Kebijakan Pengembangan Arsiparis di Indonesia dan Tantangannya dalam Menghadapi Masyarakat Ekonomi Asean (MEA)

Oleh Kurniatun

Pada tahun 2015 sudah sering kita dengar atau baca istilah MEA baik di media elektronik maupun media cetak serta tuntutan kesiapan untuk menghadapinya. MEA 2015 merupakan realisasi pasar bebas di kawasan Asia Tenggara yang susah dicanangkan pada Konferensi Tingkat Tinggi (KTT) Asean di Singapura pada tahun 1992. Adapun tujuan dibentuknya MEA adalah untuk meningkatkanstabilitas perekonomian di kawasan Asean dan diharapkan dapat mengatasi permasalahanpermasalahan di bidang ekonomi antar negara anggota Asean. Dampak dari kesepakatan MEA tersebut adalah adanya aliran bebas barang dari dan ke negara-negara anggota ASEAN, arus bebas jasa, arus bebas investasi, arus bebas tenaga kerja, dan arus bebas modal. Hal itu dapat berdampak positif dan negatif bagi Indonesia. Dampak positifnya bagi Indonesia adalah Indonesia dapat memperluas jangkauan investasi dan pemasaran produk-produk di kawasan Asia Tenggara dengan biaya yang lebih murah. Tenaga kerja Indonesia juga bisa bebas bekerja di kawasan Asean. Dampak negatifnya yaitu mutu pendidikan tenaga kerja yang masih rendah akan menjadi peluang bagi negara-negara Asean lainnya untuk mengisi sektor pasar tenaga kerja di Indonesia.

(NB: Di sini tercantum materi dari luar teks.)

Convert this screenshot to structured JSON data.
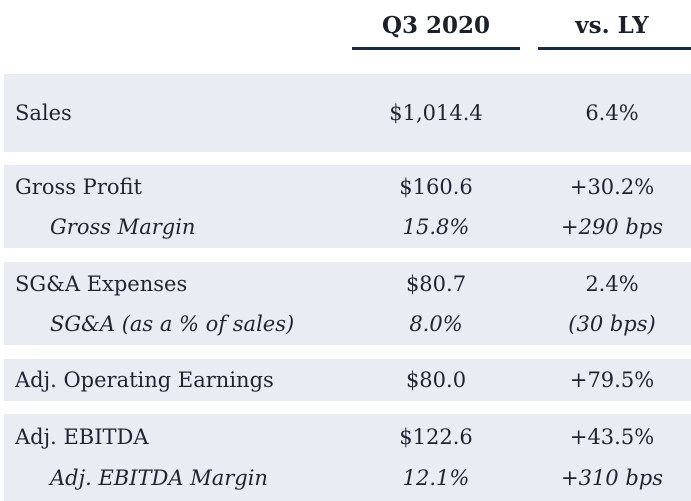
{
  "header": {
    "col_period": "Q3 2020",
    "col_change": "vs. LY"
  },
  "rows": {
    "sales": {
      "label": "Sales",
      "value": "$1,014.4",
      "change": "6.4%"
    },
    "gross_profit": {
      "label": "Gross Profit",
      "value": "$160.6",
      "change": "+30.2%"
    },
    "gross_margin": {
      "label": "Gross Margin",
      "value": "15.8%",
      "change": "+290 bps"
    },
    "sga": {
      "label": "SG&A Expenses",
      "value": "$80.7",
      "change": "2.4%"
    },
    "sga_pct": {
      "label": "SG&A (as a % of sales)",
      "value": "8.0%",
      "change": "(30 bps)"
    },
    "adj_op_earnings": {
      "label": "Adj. Operating Earnings",
      "value": "$80.0",
      "change": "+79.5%"
    },
    "adj_ebitda": {
      "label": "Adj. EBITDA",
      "value": "$122.6",
      "change": "+43.5%"
    },
    "adj_ebitda_margin": {
      "label": "Adj. EBITDA Margin",
      "value": "12.1%",
      "change": "+310 bps"
    }
  },
  "colors": {
    "band_background": "#e9ecf3",
    "header_rule": "#1b2a45",
    "text": "#1f2430"
  }
}
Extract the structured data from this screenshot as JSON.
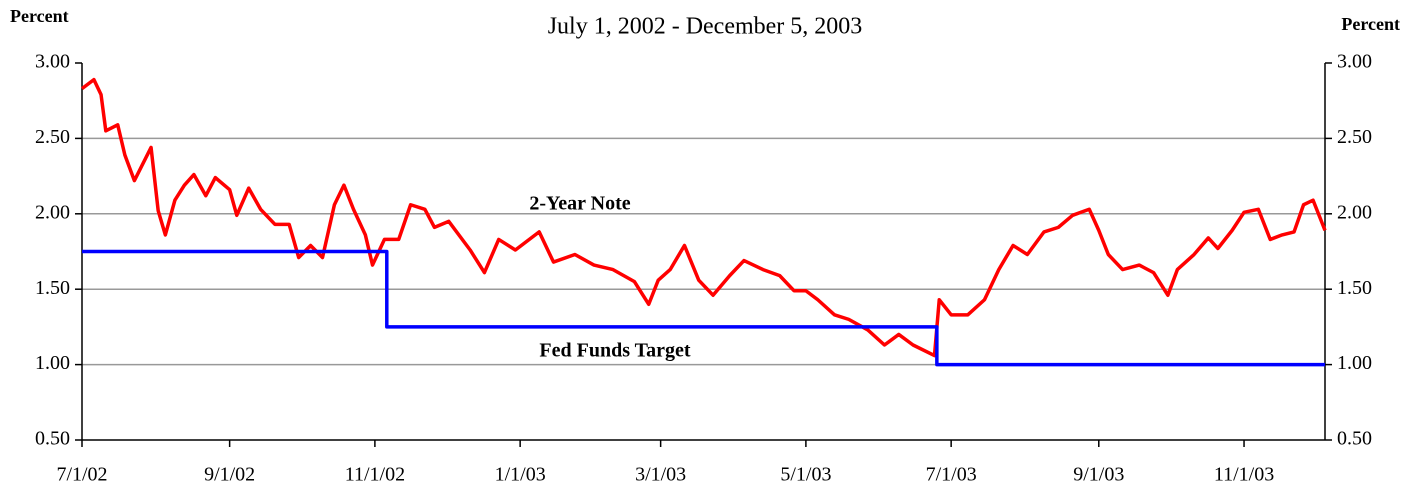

Oleh karena MEA sudah mulai berlaku, pemerintah Indonesia diharapkan dapat mempersiapkan dan melakukan langkah strategis dalam sektor pasar tenaga kerja ini dalam rangka memberikan perlindungan kepada warga negaranya agar dapat menjadi tuan rumah di negeri sendiri, termasuk dalam bidang kearsipan. Persaingan MEA yang ketat menuntut Indonesia untuk mempersiapkan arsiparis agar mampu bekerja dengan terampil, cerdas, dan kompetitif. Sebagai Lembaga Pembina Kearsipan Pusat, Arsip Nasional Republik Indonesia sudah melakukan beberapa kebijakan dalam menghadapi MEA.